What Do Payers Want in Oncology Diagnostics? Insights from a National Survey of Top Commercial and Medicare Health Plans

Health plans are reluctant to reimburse biomarker tests without evidence of clinical utility, because these may prove ineffective in improving patient outcomes, and therefore, are financially wasteful at a time when it has become critical to control increasing healthcare costs. Indeed, 62% of payers in our survey indicated that, for oncology diagnostic tests to gain wider acceptance, the tests must be accompanied by a demonstration of cost-effectiveness (Figure 3).

1 Early in Genomic Health’s development of the Oncotype DX breast cancer assay, the company studied the potential cost-savings of its test on the healthcare system and found that even with pricing the test at roughly $3500, the resulting average cost-savings to the system was approximately $2000 per patient. The savings are derived from the test’s ability to help steer patients with a high recurrence score to chemotherapy and those with a low recurrence score, who are less likely to benefit, away from chemotherapy.

To raise the credibility and visibility of its analyses, the company published its study in May 2005,4 just over 1 year after the launch. Similarly, Expression Diagnostics (XDx) published a health economics study for AlloMap that projected a savings of about $6500 per patient in 5-year monitoring costs, which more than justified the $2950 price for the diagnostic.

Companion Diagnostics: How Will They Be Reimbursed?
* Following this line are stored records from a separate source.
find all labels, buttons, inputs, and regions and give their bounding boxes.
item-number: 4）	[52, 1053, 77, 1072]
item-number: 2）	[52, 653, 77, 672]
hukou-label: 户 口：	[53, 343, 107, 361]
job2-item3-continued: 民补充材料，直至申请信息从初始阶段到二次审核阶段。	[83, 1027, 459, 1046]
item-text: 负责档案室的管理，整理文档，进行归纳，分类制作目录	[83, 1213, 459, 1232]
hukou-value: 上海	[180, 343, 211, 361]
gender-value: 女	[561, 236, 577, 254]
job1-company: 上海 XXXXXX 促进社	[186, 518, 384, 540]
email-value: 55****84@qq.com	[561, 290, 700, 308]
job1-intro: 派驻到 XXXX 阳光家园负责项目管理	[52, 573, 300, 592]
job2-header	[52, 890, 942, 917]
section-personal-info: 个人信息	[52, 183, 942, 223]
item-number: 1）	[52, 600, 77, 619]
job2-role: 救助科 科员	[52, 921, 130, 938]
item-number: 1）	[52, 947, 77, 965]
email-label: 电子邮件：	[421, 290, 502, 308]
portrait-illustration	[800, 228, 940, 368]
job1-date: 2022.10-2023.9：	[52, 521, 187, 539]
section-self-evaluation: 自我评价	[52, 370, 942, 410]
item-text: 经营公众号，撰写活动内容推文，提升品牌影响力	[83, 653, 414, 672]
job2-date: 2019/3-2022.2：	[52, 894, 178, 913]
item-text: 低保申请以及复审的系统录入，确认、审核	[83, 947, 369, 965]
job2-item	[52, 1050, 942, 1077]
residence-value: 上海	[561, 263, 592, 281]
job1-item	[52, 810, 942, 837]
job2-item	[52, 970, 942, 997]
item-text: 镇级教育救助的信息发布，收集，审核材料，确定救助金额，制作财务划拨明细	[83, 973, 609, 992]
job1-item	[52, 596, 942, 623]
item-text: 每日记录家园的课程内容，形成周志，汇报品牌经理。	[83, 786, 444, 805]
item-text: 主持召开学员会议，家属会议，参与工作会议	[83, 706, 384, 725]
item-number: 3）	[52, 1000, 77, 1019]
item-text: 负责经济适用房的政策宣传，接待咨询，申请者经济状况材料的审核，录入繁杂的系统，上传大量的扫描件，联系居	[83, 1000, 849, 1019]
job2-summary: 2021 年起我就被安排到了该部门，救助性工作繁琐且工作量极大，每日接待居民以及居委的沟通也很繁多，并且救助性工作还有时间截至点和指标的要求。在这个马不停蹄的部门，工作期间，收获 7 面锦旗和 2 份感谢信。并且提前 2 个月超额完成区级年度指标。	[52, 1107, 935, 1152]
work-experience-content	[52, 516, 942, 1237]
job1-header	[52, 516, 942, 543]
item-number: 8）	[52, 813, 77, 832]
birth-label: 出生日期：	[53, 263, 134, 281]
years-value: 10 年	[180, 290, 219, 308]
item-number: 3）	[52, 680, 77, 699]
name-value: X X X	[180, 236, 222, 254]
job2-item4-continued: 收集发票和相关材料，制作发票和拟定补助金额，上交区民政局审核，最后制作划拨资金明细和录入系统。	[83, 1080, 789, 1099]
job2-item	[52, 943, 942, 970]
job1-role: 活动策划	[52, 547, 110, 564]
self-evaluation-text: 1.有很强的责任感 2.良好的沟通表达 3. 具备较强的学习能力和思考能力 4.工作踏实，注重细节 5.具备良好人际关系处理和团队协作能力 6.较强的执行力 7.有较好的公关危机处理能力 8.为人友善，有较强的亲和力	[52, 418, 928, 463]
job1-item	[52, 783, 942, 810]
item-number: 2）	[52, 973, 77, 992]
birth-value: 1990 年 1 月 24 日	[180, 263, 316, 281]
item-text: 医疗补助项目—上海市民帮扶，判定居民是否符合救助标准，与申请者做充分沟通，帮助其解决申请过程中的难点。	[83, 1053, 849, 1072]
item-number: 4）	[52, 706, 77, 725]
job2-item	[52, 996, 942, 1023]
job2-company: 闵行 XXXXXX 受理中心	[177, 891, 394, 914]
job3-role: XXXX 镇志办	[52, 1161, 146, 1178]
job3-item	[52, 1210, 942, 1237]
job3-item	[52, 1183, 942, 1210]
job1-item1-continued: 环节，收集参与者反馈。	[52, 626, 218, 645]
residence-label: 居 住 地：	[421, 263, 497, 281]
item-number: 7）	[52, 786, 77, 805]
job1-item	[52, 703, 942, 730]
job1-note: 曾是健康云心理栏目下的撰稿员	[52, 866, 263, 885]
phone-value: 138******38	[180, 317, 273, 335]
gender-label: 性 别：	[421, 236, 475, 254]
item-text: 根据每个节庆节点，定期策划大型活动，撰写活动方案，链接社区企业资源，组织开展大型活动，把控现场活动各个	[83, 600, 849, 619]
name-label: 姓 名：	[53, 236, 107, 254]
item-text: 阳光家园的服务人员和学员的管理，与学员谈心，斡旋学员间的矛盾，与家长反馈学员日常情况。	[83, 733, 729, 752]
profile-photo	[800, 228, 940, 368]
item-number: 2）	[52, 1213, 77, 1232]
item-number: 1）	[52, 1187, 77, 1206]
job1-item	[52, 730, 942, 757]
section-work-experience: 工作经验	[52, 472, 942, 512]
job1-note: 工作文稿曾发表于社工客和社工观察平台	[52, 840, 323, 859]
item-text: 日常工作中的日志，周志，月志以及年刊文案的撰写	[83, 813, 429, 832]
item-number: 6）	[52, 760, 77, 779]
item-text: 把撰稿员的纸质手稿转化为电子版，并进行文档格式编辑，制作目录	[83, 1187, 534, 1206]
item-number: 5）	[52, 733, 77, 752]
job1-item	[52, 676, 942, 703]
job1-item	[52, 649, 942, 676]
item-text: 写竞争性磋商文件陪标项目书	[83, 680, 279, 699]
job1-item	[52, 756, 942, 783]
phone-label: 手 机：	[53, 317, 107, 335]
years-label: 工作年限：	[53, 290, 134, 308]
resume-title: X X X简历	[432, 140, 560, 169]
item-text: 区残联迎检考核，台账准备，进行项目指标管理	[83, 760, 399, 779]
A seemingly easier path to reim-bursement is when the diagnostic is tied to the use of a drug (ie, companion diagnostic) to identify patients who are the best candidates for a particular targeted therapy. For example, in the Iressa Pan-Asia Study (IPASS), after gefitinib (Iressa), an EGFR inhibitor, failed to provide a significant overall survival benefit in a broad population of patients with non–small-cell lung cancer, it was investigated in selected patients with lung cancer (Asian nonsmokers or light smokers with EGFRpositive mutation), and showed a significant benefit in PFS versus chemo therapy. In contrast, in EGFRnegative patients, gefitinib worsened out comes compared with chemotherapy alone (1.5 months vs 5.5 months PFS).6

The FDA announced in late July the publication of a much-anticipated draft guidance on in vitro companion diagnostic devices, indicating that, with a few exceptions, the agency will require approval or clearance of the diagnostic at the same time it approves the therapeutic.7

However, the reimbursement for companion diagnostics is much less clear-cut. In our survey, 44% of payers indicated that they will cover companion diagnostic testing differently from their current approach to standalone diagnostics. Many respondents indicated that the companion diagnostic tests may be coupled with therapy as part of prior authorization (PA) and/or will require PA to determine if a patient is a candidate.

KRASmutation analysis is indicated for patients with colorectal cancer initiating EGFR inhibitor therapy. Payers describe KRAS testing’s path to reimbursement as relatively eventless because of its inclusion in the FDA label for drugs such as panitumumab (Vectibix) and cetuximab (Erbitux).

This is supported by the results from our payer survey, in which a majority of payers indicated that they currently reimburse EGFR (for lung cancer) and BRAF testing (for colorectal cancer) for identifying patients appropriate for erlotinib (Tarceva) and panitumumab/cetuximab therapies, respectively (Figure 4). In addition, 66% and 69% of payers indicated that they currently reimburse the respective diagnostic tests separately from the therapeutic, with only 14% and 7% bundling the EGFR and BRAF test together with the therapy (Figure 4).